Le donne hanno conquistato così la legittimità a partecipare alla vita politica dell’Italia liberata dal nazifascismo. Consapevoli del loro ruolo civile e del loro peso, le donne si organizzano per rivendicare la loro partecipazione alla vita politica.

L’UDI (Unione Donne Italiane) e il CIF (Centro Italiano Femminile), nati nel 1944, cercheranno, nonostante l’influenza del loro partiti di riferimento il PCI e la DC, di costruire in modo autonomo una politica delle donne .

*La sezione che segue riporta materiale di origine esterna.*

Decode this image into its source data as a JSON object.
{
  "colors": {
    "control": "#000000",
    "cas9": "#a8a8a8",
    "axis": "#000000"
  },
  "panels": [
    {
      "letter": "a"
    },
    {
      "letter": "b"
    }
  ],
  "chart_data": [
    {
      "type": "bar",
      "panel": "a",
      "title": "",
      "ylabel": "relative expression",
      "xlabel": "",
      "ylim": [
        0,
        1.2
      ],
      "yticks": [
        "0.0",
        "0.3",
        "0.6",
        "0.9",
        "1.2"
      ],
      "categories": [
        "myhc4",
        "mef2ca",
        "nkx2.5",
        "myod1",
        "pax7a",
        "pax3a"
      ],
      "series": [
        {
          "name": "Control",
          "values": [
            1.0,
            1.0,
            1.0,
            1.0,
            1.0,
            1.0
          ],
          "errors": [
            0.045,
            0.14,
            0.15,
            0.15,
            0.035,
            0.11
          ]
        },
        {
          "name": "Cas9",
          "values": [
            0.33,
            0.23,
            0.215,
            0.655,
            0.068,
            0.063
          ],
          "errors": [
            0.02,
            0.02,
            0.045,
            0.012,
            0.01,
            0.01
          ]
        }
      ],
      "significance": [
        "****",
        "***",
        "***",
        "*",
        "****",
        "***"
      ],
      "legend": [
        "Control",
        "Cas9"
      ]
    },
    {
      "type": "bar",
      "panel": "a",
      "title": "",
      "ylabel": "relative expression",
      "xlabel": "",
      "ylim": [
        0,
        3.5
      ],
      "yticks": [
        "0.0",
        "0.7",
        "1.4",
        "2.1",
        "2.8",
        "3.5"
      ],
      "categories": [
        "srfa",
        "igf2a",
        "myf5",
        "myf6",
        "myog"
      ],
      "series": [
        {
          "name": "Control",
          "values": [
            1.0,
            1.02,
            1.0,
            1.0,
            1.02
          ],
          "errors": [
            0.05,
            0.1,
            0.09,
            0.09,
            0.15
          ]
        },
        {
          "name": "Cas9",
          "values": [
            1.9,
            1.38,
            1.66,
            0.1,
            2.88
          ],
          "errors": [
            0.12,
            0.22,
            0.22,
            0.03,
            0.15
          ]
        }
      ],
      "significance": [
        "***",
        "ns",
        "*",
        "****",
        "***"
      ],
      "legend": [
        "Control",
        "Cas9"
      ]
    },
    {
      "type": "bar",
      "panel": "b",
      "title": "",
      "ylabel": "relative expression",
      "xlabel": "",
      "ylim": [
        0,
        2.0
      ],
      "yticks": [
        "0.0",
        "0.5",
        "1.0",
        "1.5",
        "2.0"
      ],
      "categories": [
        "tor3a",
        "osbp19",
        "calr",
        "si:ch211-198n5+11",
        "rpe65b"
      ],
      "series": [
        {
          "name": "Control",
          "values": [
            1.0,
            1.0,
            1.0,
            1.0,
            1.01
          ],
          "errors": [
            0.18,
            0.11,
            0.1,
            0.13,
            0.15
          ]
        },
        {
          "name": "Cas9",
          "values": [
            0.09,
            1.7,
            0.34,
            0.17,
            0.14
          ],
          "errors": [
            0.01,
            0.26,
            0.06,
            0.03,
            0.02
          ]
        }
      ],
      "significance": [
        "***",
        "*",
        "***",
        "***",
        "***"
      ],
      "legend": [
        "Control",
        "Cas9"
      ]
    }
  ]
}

La conquista del voto rappresenta il fine principale e unificante di queste organizzazioni. Il 25 ottobre del 1944 si costituisce il Comitato pro Voto che dà vita ad un movimento ed a una campagna per il voto che le donne rivendicano come diritto individuale e non come diritto legato solo al loro ruolo nella famiglia.

Il decreto del 1° febbraio 1945 afferma il diritto di voto alle donne ma non la loro eleggibilità, riconosciuta solo con decreto successivo (10 marzo 1946).

Il 2 giugno 1946 le donne partecipano al referendum sulla scelta istituzionale tra Monarchia e Repubblica ed entrano nell’Assemblea Costituente in 21, pari solo al 3,7% degli eletti. Ecco come ricordava negli anni ‘90 quei giorni una di queste deputate, Teresa Mattei (la più giovane tra le ventuno donne elette alla Costituente, cacciata diciassettenne da tutte le scuole del regno nel 1938 per la fiera opposizione alle leggi razziali e in seguito oppositrice dello stalinismo dentro il Pci) : Oggi, nell’ascoltare la frase molto abituale “…scendere in politica”, provo una sensazione di fastidio, come di una cosa impropria ed ambigua. Nell’ormai lontano 1946, dopo le vicende del fascismo, della guerra, della Resistenza, dopo il primo, faticoso ed entusiasmante lavoro di organizzazione politica per una società finalmente democratica, nessuno di noi avrebbe usato tale espressione. Si poteva semmai parlare di organizzarsi e SALIRE in politica, intendendo quest’ultima non come arena specializzata e riservata ad alcuni, ma come vita e pane quotidiano di ognuno di noi per evitare di cadere in vecchi costumi ed abitudini che avevano prodotto il parlamentarismo ed il conseguente fascismo, la dittatura e la guerra, chiudendo la partecipazione popolare alla gestione reale della cosa pubblica. (-------) Ed io, percorrendo i lunghi corridoi (di Montecitorio), fermata da commessi che, data la mia età e l’aspetto dimesso stentavano a riconoscermi come “onorevole”, mi diressi attraverso il “transatlantico” alla buvette, riservati entrambi ai deputati, per prendere un caffè. Dai capannelli di colleghi si staccò un grosso quanto rumoroso personaggio in abito talare, tale Monsignor Barbieri, che si mescolava disinvoltamente ai parlamentari…….esclamando gioviale “che bella ragazza”, e così giovane! Come ci fa piacere avere finalmente le gonnelle fra noi! venga che le offro io il caffè, mi prese sottobraccio. ..mi svincolai piuttosto rudemente da quella stretta confidenziale, rispondendo tagliente:”Le uniche gonnelle ammesse qui dentro sono le mie, non le Sue!”, e nel silenzio agghiacciante di tutti i colleghi ordinai al banco il mio caffè. Era (anche) questo il nostro “salire in politica”….

Cominciava così la storia della Repubblica italiana, all’interno della quale le donne svolgeranno un ruolo di primo piano, per la loro partecipazione alla costruzione della democrazia e per la realizzazione dei diritti civili e sociali.